Leather, latex and silk were the course for the day, and Sensus employed its traditional color palette - red, white and lots of black. Many looks were straight-on street wear, with models strolling in pullovers and shorts with some thigh-high boots, while others were traditional evening wear - little black dresses with Ziggy Stardust-like lightning symbols, bold jackets with leopard skin prints, sheer golden coats.
Day three of the Mercedes-Benz Fashion Week Russia started off with much aplomb, with a whole new slew of young designers to whet the visitors’ insatiable appetites. The first major show of the third day was by Snezhana Paderina.
This Parsons School of Design graduate is well-known for her love of architecture, technology and cyberpunk, and her interest in combining modern technology and traditional techniques in her approach. Combat boots and beautifully-crafted high heels accentuated the otherness of this collection, and modernist art was often incorporated into the garments.
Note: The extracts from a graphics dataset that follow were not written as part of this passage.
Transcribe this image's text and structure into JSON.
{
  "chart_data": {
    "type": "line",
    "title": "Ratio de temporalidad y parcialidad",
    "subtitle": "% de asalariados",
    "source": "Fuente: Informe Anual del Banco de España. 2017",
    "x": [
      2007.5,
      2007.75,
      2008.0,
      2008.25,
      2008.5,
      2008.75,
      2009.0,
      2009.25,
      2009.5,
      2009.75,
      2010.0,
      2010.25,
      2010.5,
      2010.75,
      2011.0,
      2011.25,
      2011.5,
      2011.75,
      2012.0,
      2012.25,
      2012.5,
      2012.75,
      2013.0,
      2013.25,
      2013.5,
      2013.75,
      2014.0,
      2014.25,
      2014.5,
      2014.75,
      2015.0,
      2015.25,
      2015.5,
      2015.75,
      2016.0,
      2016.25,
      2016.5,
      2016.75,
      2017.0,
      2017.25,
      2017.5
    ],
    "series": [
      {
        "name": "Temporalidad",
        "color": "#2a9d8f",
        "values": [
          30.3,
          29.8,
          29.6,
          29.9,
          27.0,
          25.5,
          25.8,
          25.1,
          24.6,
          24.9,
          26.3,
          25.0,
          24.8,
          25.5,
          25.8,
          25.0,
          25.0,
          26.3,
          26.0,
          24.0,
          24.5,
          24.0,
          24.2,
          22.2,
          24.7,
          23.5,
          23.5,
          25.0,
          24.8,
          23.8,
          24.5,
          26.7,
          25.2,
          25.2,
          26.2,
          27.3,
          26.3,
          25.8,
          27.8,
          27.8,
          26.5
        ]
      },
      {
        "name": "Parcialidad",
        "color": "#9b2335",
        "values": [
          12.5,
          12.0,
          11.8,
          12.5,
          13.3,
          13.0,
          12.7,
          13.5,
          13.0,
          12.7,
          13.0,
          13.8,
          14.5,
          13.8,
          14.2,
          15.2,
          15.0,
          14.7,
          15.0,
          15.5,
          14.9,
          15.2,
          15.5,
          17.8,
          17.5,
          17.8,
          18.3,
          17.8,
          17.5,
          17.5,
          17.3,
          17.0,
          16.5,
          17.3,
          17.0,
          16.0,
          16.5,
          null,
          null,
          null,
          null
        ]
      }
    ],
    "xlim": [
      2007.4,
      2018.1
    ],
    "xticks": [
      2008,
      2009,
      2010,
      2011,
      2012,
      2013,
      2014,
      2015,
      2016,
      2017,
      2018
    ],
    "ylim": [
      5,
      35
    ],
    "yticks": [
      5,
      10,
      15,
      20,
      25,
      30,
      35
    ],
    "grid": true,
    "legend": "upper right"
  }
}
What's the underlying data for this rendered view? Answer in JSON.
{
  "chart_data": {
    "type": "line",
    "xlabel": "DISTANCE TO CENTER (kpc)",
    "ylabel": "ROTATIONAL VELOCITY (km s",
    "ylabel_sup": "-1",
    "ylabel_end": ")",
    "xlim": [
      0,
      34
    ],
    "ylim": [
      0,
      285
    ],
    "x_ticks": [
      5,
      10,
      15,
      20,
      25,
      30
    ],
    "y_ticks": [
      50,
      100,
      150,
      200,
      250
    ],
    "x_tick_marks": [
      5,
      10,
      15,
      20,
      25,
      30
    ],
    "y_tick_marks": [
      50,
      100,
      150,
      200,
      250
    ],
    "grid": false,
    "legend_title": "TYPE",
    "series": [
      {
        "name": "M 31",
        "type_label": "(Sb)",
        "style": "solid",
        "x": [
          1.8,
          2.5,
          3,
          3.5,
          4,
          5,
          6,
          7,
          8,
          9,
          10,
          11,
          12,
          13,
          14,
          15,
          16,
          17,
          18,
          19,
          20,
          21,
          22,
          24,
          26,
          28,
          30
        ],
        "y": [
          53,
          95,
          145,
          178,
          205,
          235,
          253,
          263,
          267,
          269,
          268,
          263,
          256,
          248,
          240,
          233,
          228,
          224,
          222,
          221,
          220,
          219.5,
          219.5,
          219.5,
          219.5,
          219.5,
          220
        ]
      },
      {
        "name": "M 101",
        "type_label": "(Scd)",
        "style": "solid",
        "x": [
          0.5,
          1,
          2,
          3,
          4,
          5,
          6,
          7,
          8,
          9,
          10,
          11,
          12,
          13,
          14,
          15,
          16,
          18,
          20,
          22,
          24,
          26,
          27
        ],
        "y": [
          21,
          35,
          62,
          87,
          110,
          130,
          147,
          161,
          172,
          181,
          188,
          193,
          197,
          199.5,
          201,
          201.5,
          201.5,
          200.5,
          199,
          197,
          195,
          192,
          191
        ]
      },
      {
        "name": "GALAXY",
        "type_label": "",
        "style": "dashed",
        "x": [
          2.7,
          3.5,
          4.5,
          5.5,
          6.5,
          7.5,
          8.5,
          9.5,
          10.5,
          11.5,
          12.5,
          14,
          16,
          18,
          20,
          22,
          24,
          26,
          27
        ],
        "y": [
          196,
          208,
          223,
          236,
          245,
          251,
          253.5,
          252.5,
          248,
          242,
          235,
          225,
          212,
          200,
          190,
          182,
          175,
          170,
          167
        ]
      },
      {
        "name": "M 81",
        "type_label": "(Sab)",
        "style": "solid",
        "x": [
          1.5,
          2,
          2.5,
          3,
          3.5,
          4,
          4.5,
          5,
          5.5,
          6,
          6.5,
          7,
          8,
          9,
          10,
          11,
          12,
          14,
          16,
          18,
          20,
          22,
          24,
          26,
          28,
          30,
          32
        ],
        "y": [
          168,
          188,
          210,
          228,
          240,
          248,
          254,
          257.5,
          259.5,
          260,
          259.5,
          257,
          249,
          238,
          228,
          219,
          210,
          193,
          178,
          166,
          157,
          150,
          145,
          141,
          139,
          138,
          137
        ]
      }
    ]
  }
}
Day four offered a diverse cast of designers. Students of Moscow’s HSE Art and Design School presented a show. First, deconstructed capes and ponchos made of recycled fabrics filled the runway, then oversized trench coats and tulle capes with the collection’s name emblazoned in bold lettering, then even more deconstructed garments, with long tendrils of fabric flowing behind the models. A lot of what was shown could still be classified as modernist street wear, but with a definite avant-garde feel to it.
At the next show, Nastya Nekrasova presented her new collection. One of the constant themes in Nekrasova’s work has been the work of the Athens sculptor Leochares. As for the garments themselves, these had a lot of classical in those as well - silk and wool numbers, free and flowing shapes, oversized sleeves (as if from an antique theatre costume), and busts models carried underarm. But this was a collection by a young Russian designer, so a little modernism was unavoidable - skirts with abstract scribble art and high leather heels spiced up this avant-garde collection.
The final day saw a collective show by the leading educational fashion project in the country, Rebel School. The project gathers the best tutors in the country. Rebel School students presented a diverse collection of modern avant-garde street wear, with designs ranging from oversize orange hoodies and capes and catholic schoolgirl outfits to comfy trousers and shirts to Alice-in-Wonderland style dresses.
Color combinations were the traditional to street wear black, orange, white and red, with several striking blue outfits in the mix. The show bended gender norms, with model Sima Kozochka coming out in a men’s prison robe inspired fit, while other female models wore stylish men’s suits.